The granularity at which this is done is described. [WJZ+20], recommends the following:

  • Use symmetric per-channel scale quantization for weights

  • Use per-tensor scale quantization for activations/inputs.

Here, per-channel and per-tensor imply the granularity of quantization. Former means that each channel (in a n-channel convolution) has a unique scale value and the latter, each tensor (made of many channels) has one unique scale value. Intuitively, per-tensor is coarser than per-channel granularity.

Efficiency Concerns

Calculating max and min values dynamically is computationally expensive. They need to be computed statically or offline. For weigths, this is straightforward, as they are computed once during trained and used statically during inference. Moreover, we know a-priori, what their values will be.

For activations/inputs, for which, the min-max values can be anything, there is a need for approximation through calibration. Calibration is the techinique of taking a sample dataset, and calculating scale values for it. These new-found scale values are fixed just like the weights of neural networks when they are deployed.

To improve the efficiency further, instead of defering scale-compute to compile time from runtime, we can take it further and compute scale-values for popular datasets in advance and store them at a server or distribute along with other fixed-parameter files.

Relative Entropy

Quantization is re-encoding of information. The ideal scale-values have the least loss of informationwhen converting from one size to other. A metric to measure loss of information is Relative Entropy or KL Divergence.

KL Divergence measures how one probability distribution is differnce from a second, reference distribution. It is describes as such:

(5)\[ D_{KL}(P \Vert Q) = \sum_{i \in N}{P(i) * \log{\frac{P(i)}{Q(i)}}}\]

Here, \(N\) is the total number of quantized distributions. \(P\) is Int8 distribution (or expected probabilities) and \(Q\) is the reference probabilities i.e. the Float32 space.

The Algorithm:

For each Layer (per-tensor):

  • Collect histograms of activations.

  • Generate many quantized distributions with different saturation values (min/max)

  • Pick the scale and min/max value which has minimum \(D_{KL}\).

See [Var17] for a detailed exposition.

Floating Point Multiplication/Division on FPGA

The scale value is a floating-point number, ergo, the quantization operation is a multiplication of a floating point number with a Int32 (with dequantization being a float division).

../_images/Quantization1.png

Floating point operations are costly on the FPGA. There is a need for a transformation of the numbers so that a \(Float32 x Int32\) can be approximated to a \(Int32 x Int32\). In other words, float operations need to be converted to cheaper integer based operations such as integer multiplication and bit shifting. An intuition for the idea is in order.

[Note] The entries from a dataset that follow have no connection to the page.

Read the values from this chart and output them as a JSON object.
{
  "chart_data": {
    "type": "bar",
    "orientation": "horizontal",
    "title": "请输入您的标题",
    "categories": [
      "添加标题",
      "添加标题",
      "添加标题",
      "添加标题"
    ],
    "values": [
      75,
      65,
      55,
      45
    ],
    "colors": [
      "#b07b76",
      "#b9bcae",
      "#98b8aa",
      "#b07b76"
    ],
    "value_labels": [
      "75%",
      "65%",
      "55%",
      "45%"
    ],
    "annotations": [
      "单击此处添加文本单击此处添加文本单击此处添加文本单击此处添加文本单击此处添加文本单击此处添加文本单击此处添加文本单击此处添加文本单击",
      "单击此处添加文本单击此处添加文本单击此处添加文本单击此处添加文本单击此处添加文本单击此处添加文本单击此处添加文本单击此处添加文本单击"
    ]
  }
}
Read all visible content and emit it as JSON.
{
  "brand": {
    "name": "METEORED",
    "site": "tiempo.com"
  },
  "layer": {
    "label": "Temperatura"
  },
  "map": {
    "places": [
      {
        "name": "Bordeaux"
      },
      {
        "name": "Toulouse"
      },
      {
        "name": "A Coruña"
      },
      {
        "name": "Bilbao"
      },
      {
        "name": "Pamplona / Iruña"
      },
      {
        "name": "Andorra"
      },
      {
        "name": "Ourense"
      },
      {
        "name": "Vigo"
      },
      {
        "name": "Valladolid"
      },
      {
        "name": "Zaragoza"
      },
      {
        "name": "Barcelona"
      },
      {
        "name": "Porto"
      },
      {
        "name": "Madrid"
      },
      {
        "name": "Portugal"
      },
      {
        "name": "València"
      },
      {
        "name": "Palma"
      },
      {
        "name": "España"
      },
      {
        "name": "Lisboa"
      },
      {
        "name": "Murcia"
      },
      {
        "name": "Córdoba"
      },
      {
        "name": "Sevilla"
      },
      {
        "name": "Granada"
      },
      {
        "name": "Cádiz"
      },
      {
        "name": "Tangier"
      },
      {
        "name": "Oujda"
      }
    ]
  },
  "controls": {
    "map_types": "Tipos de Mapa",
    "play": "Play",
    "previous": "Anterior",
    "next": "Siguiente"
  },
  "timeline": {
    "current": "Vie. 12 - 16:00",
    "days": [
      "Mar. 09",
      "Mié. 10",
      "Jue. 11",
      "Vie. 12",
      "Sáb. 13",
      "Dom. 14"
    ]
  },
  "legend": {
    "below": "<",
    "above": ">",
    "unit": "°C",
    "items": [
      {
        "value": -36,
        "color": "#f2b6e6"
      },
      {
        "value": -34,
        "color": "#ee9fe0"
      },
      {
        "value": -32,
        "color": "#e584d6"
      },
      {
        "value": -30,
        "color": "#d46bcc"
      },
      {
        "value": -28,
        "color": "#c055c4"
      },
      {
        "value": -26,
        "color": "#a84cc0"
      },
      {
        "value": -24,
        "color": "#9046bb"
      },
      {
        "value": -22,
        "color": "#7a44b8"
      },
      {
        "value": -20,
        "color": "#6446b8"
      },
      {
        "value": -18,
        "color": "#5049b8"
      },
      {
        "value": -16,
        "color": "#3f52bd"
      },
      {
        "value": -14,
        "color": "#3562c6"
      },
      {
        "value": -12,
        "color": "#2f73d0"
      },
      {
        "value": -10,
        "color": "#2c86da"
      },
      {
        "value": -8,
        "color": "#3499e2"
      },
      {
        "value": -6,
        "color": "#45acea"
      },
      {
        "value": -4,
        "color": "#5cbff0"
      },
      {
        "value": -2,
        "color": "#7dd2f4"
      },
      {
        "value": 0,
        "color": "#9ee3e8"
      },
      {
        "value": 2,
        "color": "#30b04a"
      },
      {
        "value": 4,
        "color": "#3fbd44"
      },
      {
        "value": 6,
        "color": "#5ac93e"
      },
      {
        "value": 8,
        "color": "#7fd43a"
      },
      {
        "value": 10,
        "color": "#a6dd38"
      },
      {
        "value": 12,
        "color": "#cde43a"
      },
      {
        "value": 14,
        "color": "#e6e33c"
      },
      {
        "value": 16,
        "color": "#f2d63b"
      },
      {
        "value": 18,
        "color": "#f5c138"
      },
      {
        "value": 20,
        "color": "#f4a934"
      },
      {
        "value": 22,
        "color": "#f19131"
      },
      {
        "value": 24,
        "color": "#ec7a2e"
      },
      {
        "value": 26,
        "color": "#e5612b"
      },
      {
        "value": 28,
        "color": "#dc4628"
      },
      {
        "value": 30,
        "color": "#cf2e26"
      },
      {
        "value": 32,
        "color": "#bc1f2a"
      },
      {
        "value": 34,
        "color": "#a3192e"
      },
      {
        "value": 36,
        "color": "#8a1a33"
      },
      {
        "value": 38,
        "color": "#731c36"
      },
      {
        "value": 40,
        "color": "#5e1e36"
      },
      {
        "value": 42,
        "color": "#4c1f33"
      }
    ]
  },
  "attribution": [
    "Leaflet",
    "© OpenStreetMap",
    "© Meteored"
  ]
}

If we were to multiply this with a significantly big integer, its fractional part would become greater. If this is followed by a round operation, what we would have is an integer which encapsulates many digits from the original float. How many depends on the big number that we multiplied it with.

\[round(0.7653764212 * 10^6) = round(765376.4212) = 765376\]

The resulting integer is an encapsulation of our floating point number. Multiplying this with the other integer results in an integer via integer multiplication. As we had brought in a multiplication (of the big number), we need to reverse this by a following division with the same big number. Whatever is the result now, is our approximated \(Float32 x Int32\) operation carried out via a \(Int32 x Int32\).

Formally, Consider a float \(X_e\) (\(e\) stands for \(exact\)) multiplied with an integer \(I\).

\[P = X_e * I\]

\(P\) can also be written as:

\[P = \frac{X_e * B * I}{B}\]

Here, \(B\) is a big integer (preferably a power of 2, for eg, \(2^{16}\)). \(X_e * B\) is the fixed multiplied \(FM\). Intuitively, \(FM\) can be understood as new scaling value in our integer world.

To cut the chase short, perform \(FM = X_e * B\) on CPU, send (\(FM\), \(B\)) to the FPGA. On the FPGA, perform \(FM * I\) as a \(Int32xInt32\) operation, followed by a right shift of \(2^B\) to reverse the multiplication.

The value of B impacts the precision of the final result.